Of course, clear communication alone won’t move the needle where power discrepancies or gender-related biases are key drivers of the dynamic at play, so here are a few other recommendations to consider.

2. Collaboration

Multidisciplinary teamwork is a bit of a buzzword in health care administration right now. Health care requires various specialists with different skills and backgrounds to come together and care for a patient comprehensively. The benefit to patients is clear, and collaboration can also break down the hierarchy and centralized power of health organizations.

But doing this well is no easy task, which is why identifying bottlenecks or points of conflict is a priority for execs in hospitals and other health care settings.

Data shows that nurses who are intimidated by physicians do not communicate as quickly or consult as readily, and research on the matter is clear: “Collaboration between physicians, nurses, and hospital administrators is the only way a healthy work environment will be attained. It is the responsibility of each group to begin the conversations that will improve this patient safety barrier.”

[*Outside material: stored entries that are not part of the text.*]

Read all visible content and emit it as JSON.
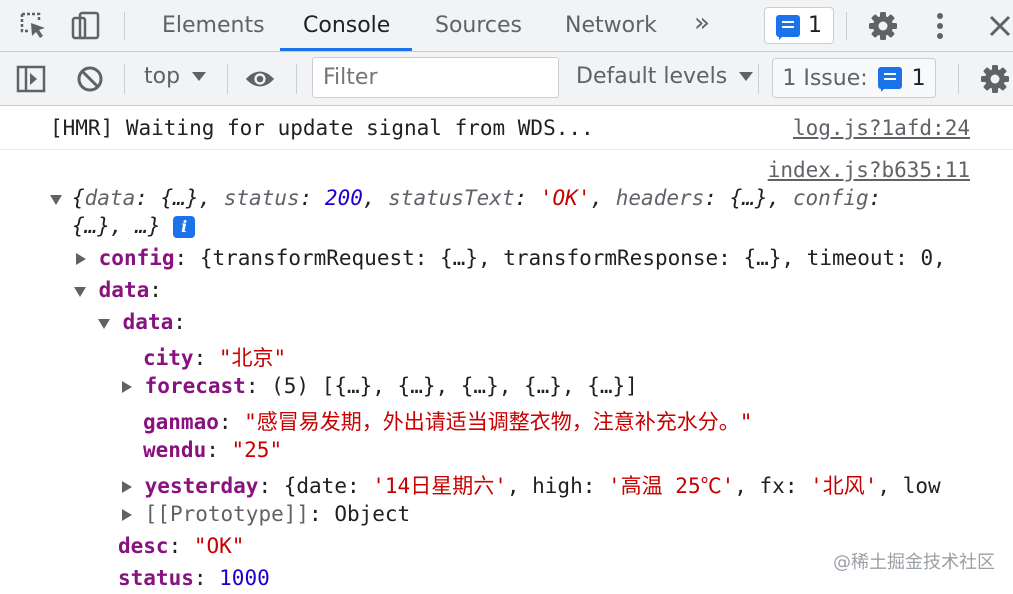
{
  "tabs": {
    "items": [
      "Elements",
      "Console",
      "Sources",
      "Network"
    ],
    "active": "Console",
    "more": "»",
    "messages_count": "1"
  },
  "toolbar": {
    "context": "top",
    "filter_placeholder": "Filter",
    "levels": "Default levels",
    "issue_label": "1 Issue:",
    "issue_count": "1"
  },
  "console": {
    "hmr_text": "[HMR] Waiting for update signal from WDS...",
    "hmr_source": "log.js?1afd:24",
    "obj_source": "index.js?b635:11",
    "summary": {
      "k1": "data",
      "v1": "{…}",
      "k2": "status",
      "v2": "200",
      "k3": "statusText",
      "v3": "'OK'",
      "k4": "headers",
      "v4": "{…}",
      "k5": "config",
      "v5": "{…}",
      "tail": "…}"
    },
    "config_line": {
      "key": "config",
      "value": "{transformRequest: {…}, transformResponse: {…}, timeout: 0,"
    },
    "data_key": "data",
    "inner_data_key": "data",
    "city": {
      "key": "city",
      "value": "\"北京\""
    },
    "forecast": {
      "key": "forecast",
      "count": "(5)",
      "value": "[{…}, {…}, {…}, {…}, {…}]"
    },
    "ganmao": {
      "key": "ganmao",
      "value": "\"感冒易发期，外出请适当调整衣物，注意补充水分。\""
    },
    "wendu": {
      "key": "wendu",
      "value": "\"25\""
    },
    "yesterday": {
      "key": "yesterday",
      "k_date": "date",
      "v_date": "'14日星期六'",
      "k_high": "high",
      "v_high": "'高温 25℃'",
      "k_fx": "fx",
      "v_fx": "'北风'",
      "k_low": "low"
    },
    "prototype": {
      "key": "[[Prototype]]",
      "value": "Object"
    },
    "desc": {
      "key": "desc",
      "value": "\"OK\""
    },
    "status": {
      "key": "status",
      "value": "1000"
    }
  },
  "watermark": "@稀土掘金技术社区",
  "colors": {
    "accent": "#1a73e8",
    "key": "#881280",
    "string": "#c80000",
    "number": "#1c00cf"
  }
}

When it comes to advocating for nurses with physicians and hospital leaders, administrators can really set the tone, and as nurses, we can demonstrate our willingness to support these efforts.

But what do you do if, despite your best efforts to communicate and collaborate, you continue to have difficulty with a specific physician? You might consider bringing in a third party to help you assess the situation. Finding a peer or mentor to talk with can help you vent and get perspective on the situation before you decide to take any action. If disruptive behavior continues, evaluate with a trusted colleague or supervisor whether it might be appropriate to involve your organization’s HR department. Most workplaces have processes in place to prevent and respond to instances of harassment or inappropriate behavior.

3. Confidence

Ultimately, you might not always have a great relationship with every physician you work with—or every nurse, or every patient, for that matter! But don’t internalize a tough interaction. Have pride in your practice, your education, your hands-on skills and experience, and your deep well of knowledge.

COVID-19 has broken down some these barriers, at least in the short term, as the urgent and unprecedented nature of the crisis suspended the hierarchies separating doctors and nurses. In the new normal, many of the barriers that made it challenging to truly collaborate were pushed to the side. This isn’t happening across the board, but the power of teamwork in treating COVID-19 patients has been a big takeaway during this pandemic. Doctors are among those who are acknowledging nurses’ skill in ways they weren’t previously.

Improving relationships with physicians won’t happen overnight, and we do want to acknowledge that if you’re frustrated, you aren’t alone. But you’re also not powerless—nurses are a critical part of health care, and physicians know this. With time, mutual respect, and continued effort, we believe that even the most challenging relationships can be improved.